Негодование профессора Анучина, писавшего в рецензии, что этот пасквиль находится «абсолютно вне гуманитарной традиции русской литературы», все-таки не отменяет того факта, что по части «трансцендентальных тонкостей» и понимания «вопросов поэзии» Чернышевский вправду не отличался прозорливостью. Но Анучин готов с легкостью все это извинить, нажимая на «мировоззрение передовых людей его эпохи, неразрывно к тому же связанное с развитием общественной мысли, с ее жаром и благотворной деятельной силой». Это отголосок споров, начавшихся задолго до того, как Набоков усадил своего героя изучать материалы о Чернышевском. Споры закипели еще с магистерской диссертации, где «эстетические отношения искусства к действительности» были истолкованы под знаком безусловного приоритета действительности, которую искусство должно было отражать и исправлять. Они с новой силой вспыхнули незадолго до революции, когда Айхенвальд в своих «Силуэтах русских писателей», вызвавших бурную полемику, камня на камне не оставил от этой доктрины, как и от двух романов, сочиненных ее творцом как бы в подтверждение собственных тезисов. Они продолжались в эмиграции, уже после того как Чернышевский был канонизирован советскими историками, ссылавшимися на Ленина, для которого он был самым великим русским писателем и мыслителем, почти дотянувшим до единственно верного учения. Как опыт разбора и критики наследия Чернышевского книга Федора не содержит решительно ничего нового, как не новы и доводы ее оппонентов. Они с некоторыми вариациями и поправками повторяют суждения, много раз высказанные «передовыми людьми», начиная с тех, кто составлял круг некрасовского «Современника». Федор — также кое-что изменяя, но не отступив от основной линии, — приводит аргументацию, последовательно и убедительно лет за шестьдесят до него изложенную в известной статье, называвшейся «Г-н — бов и вопрос об искусстве». Под обозначением «— бов» скрывался присутствующий и в сочинении Федора Добролюбов. А автором статьи был непризнаваемый Набоковым Достоевский.

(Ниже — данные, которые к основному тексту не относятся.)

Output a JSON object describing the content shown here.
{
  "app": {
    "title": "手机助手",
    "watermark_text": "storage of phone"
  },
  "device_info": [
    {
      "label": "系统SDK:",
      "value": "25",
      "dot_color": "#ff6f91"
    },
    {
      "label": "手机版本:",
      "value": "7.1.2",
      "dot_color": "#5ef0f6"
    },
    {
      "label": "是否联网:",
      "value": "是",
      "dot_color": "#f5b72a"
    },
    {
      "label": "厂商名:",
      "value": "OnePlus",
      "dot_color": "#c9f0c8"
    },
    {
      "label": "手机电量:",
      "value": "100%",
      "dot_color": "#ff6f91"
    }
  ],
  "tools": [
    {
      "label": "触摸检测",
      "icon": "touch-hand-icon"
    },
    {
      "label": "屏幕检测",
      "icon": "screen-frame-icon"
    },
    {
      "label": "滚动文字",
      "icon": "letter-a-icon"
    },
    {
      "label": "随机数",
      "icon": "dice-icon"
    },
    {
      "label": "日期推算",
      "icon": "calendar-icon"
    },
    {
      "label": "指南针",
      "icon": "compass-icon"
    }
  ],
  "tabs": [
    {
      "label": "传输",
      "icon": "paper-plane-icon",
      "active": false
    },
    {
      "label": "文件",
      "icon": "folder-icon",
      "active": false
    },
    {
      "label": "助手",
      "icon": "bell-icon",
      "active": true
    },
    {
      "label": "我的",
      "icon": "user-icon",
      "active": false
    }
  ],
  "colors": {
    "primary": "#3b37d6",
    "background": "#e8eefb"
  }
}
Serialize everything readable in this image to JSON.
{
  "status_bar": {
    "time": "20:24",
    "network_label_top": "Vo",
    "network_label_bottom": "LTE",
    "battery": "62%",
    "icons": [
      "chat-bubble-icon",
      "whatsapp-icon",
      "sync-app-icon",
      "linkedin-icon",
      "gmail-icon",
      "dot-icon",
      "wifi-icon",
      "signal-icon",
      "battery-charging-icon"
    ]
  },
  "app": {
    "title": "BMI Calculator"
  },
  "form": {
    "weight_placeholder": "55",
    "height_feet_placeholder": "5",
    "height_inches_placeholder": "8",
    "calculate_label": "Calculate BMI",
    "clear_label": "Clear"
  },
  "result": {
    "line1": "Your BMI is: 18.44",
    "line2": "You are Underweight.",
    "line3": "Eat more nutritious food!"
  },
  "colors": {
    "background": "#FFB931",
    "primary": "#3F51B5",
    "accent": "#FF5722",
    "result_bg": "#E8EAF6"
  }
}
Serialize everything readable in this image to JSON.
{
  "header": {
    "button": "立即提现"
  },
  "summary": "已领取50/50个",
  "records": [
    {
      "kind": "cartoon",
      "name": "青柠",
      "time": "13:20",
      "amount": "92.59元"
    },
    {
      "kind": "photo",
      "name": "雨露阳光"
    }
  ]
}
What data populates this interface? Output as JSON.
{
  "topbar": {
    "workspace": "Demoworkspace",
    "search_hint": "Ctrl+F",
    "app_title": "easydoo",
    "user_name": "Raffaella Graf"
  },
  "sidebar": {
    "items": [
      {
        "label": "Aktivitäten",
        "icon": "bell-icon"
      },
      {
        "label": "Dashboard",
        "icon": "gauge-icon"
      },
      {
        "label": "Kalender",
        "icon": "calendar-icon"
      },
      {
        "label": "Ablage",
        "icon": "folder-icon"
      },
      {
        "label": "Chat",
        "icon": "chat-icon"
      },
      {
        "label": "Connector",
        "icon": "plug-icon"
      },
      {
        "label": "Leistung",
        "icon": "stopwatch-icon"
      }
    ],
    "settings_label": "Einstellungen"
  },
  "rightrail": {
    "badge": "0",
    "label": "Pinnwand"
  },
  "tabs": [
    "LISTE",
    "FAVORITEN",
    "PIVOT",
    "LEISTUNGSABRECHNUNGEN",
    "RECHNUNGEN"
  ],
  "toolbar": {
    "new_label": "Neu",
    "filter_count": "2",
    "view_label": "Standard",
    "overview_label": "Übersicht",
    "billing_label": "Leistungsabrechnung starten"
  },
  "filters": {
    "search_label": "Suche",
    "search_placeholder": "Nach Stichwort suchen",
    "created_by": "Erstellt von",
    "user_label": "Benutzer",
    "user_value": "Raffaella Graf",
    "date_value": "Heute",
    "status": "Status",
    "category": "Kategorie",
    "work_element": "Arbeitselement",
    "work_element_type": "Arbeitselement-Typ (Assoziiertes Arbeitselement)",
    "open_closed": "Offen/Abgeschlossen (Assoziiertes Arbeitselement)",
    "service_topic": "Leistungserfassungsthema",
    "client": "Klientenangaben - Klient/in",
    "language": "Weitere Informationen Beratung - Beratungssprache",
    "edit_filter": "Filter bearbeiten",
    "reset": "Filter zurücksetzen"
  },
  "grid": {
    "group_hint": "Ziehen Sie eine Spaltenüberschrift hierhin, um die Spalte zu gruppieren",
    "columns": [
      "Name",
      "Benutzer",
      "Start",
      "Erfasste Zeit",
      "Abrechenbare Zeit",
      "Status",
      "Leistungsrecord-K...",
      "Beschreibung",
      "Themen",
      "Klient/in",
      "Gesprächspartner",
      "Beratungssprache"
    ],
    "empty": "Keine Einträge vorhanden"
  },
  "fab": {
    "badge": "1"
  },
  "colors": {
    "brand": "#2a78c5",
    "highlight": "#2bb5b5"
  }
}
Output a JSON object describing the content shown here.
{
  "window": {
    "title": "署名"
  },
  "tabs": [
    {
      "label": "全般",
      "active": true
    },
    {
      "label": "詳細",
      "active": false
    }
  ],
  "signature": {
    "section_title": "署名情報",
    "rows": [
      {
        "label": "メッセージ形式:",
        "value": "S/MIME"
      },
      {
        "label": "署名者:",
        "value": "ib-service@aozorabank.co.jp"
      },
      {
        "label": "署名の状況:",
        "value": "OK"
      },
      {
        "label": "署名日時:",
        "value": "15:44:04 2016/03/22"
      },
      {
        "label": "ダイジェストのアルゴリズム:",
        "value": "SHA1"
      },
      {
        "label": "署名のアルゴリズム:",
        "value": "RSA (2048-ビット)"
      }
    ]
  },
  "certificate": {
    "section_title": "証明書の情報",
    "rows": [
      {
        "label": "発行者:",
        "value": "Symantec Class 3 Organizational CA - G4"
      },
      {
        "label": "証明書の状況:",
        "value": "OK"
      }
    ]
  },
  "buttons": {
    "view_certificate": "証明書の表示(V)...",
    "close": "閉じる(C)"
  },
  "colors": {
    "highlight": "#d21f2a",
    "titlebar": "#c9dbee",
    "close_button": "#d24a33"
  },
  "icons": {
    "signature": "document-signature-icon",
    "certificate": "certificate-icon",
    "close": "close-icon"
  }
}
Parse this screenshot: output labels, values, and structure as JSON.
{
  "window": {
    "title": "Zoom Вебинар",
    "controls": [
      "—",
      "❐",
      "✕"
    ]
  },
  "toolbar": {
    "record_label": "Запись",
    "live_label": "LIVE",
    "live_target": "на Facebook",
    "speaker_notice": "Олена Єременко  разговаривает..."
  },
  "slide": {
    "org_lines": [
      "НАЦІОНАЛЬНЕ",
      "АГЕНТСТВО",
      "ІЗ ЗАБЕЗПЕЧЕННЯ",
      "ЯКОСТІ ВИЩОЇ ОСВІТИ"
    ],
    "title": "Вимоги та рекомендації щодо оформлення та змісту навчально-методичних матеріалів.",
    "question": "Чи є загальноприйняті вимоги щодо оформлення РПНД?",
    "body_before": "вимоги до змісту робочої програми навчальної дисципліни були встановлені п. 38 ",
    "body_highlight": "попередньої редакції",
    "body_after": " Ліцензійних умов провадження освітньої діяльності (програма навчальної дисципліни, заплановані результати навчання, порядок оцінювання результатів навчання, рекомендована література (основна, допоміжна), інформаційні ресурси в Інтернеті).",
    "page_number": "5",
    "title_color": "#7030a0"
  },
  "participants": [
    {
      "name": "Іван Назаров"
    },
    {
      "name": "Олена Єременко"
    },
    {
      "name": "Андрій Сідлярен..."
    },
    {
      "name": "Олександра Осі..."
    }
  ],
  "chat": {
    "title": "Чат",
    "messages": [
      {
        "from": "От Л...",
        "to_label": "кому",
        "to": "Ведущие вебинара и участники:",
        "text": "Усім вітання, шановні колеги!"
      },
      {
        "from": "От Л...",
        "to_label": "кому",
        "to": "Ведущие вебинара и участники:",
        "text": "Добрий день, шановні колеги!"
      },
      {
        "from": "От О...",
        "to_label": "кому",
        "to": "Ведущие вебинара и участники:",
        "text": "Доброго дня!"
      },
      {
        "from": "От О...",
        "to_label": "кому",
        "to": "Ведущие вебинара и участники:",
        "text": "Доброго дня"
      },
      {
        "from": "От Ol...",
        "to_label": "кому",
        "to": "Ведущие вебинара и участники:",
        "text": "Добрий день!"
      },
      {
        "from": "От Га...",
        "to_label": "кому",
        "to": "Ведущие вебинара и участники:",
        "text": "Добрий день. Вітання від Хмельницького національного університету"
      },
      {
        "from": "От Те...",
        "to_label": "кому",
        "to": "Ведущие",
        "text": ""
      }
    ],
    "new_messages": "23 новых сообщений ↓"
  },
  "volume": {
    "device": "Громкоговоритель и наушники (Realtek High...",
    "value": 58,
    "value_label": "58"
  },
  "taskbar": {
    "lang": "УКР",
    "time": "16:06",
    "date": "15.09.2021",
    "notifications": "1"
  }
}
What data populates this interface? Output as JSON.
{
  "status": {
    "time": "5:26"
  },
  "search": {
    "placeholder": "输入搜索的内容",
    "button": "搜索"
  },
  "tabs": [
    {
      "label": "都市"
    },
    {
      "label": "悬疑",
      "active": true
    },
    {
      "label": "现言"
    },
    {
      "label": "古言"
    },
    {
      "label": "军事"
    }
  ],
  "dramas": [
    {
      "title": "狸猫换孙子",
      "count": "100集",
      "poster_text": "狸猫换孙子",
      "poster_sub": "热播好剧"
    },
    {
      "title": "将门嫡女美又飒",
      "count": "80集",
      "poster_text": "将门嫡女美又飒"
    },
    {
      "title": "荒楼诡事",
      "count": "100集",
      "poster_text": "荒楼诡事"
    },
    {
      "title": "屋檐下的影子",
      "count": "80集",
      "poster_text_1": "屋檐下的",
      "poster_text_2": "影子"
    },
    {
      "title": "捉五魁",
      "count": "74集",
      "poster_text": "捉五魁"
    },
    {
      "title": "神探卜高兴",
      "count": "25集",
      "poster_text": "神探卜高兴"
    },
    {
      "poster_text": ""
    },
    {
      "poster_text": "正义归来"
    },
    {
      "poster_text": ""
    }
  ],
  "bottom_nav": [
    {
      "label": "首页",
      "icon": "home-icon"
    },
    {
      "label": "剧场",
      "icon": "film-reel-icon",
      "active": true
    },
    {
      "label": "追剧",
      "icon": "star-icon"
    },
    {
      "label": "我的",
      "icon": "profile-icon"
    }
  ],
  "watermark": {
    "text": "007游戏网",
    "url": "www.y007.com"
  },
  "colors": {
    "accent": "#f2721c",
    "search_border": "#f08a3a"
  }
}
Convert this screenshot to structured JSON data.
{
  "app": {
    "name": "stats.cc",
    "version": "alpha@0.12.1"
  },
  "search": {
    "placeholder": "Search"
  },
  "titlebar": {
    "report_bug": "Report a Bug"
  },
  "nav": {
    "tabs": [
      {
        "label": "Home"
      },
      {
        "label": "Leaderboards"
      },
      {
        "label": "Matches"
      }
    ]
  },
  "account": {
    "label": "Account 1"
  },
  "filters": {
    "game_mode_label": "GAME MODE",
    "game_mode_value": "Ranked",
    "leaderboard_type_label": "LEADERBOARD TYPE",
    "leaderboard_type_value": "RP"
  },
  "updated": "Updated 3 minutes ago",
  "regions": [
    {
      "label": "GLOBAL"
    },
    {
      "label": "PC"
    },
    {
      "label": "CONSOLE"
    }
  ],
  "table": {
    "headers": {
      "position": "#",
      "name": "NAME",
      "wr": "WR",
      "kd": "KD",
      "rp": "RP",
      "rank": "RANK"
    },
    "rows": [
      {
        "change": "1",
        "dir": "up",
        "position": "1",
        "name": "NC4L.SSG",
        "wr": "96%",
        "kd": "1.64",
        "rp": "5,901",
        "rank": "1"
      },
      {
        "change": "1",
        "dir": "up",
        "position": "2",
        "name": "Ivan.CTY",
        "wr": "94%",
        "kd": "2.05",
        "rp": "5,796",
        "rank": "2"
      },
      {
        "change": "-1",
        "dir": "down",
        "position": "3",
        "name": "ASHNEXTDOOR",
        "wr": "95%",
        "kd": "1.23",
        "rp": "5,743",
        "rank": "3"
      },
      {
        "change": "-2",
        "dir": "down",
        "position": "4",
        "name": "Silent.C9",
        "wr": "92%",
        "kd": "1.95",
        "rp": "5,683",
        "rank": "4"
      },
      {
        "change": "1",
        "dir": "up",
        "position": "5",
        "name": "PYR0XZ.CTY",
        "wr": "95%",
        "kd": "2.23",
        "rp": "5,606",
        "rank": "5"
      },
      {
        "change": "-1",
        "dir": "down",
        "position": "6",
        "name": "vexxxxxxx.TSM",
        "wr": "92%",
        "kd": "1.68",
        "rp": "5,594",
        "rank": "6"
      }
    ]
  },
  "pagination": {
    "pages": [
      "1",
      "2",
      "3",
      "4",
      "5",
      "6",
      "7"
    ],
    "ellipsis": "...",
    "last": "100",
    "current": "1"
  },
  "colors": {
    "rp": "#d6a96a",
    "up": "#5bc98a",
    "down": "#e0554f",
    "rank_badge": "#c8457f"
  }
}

Нападки на Федора (как и позиция «Современных записок», потребовавших изъятия главы) объяснялись вовсе не тем, что кто-то посмел скептически оценить идеи Чернышевского, — это делалось не впервые и делалось без претензий на оригинальность. Гнев был вызван другим — никто прежде с таким скепсисом не писал о типе личности, воплотившемся в этом трибуне с «полуслепыми, серыми глазами, жиденькой бородкой, длинными спутанными волосами»: таким он предстает по выходе из каторги. Этот портрет тоже основывается на мемуарных свидетельствах, причем принадлежащих людям, о которых никто бы не сказал, что к Чернышевскому они были настроены неприязненно. Однако штрих за штрихом возникает образ, способный пробудить в лучшем случае сострадание — и гражданская казнь, и каторга, и вилюйское житье, которое оказалось хуже острога, просто взывают к таким чувствам, — но никак не восторженность. Тем более что в «Даре» представлен и другой тип русского деятельного человека, интеллектуала, истинного, в отличие от разночинцев, аристократа духа, — в нем представлен Константин Кириллович Годунов-Чердынцев.
Своих американских читателей Набоков просил ни в коем случае не смешивать его с Федором и не воспринимать старшего Годунова-Чердынцева как Владимира Дмитриевича, перенесенного из жизни в литературу. Вероятно, с целью затруднить подобные отождествления он и сделал отца Федора натуралистом, автором шеститомного труда о чешуекрылых, исследователем Центральной Азии, погибшим — если он вправду погиб, хотя Федор, противясь очевидности, в это до конца не верит, — не от пуль черносотенцев, а скорее всего от руки какого-нибудь приверженца революционного правосознания, который расстрелял его без суда и следствия где-нибудь в туркестанских степях, на глухой станции, в огороде темной ночью.
Впрочем, дело не в беллетристическом камуфляже, который все равно не в состоянии скрыть автобиографичности эпизодов, связанных с отцом. Дело скорее в том, что вся эта линия сюжета опирается на литературную модель, которая прямо названа автором, заставившим Федора написать матери, что он думает о книге, посвященной отцу, и что замыслить ее «помог прозрачный ритм „Арзрума“». У Пушкина непосредственно в тексте упоминаются источники, откуда почерпнуты сведения по этнографии Кавказа и подробности военной кампании, которыми поэт не располагал из непосредственного наблюдения. Присутствие в рассказе личных впечатлений путешественника сообщает пушкинским описаниям особую достоверность, и кажется, что все рассказанное на самом деле увидено, испытано, пережито повествователем. Однако по большей части этот результат достигнут благодаря очень тонкому использованию чужих текстов — записок, реляций, отчетов.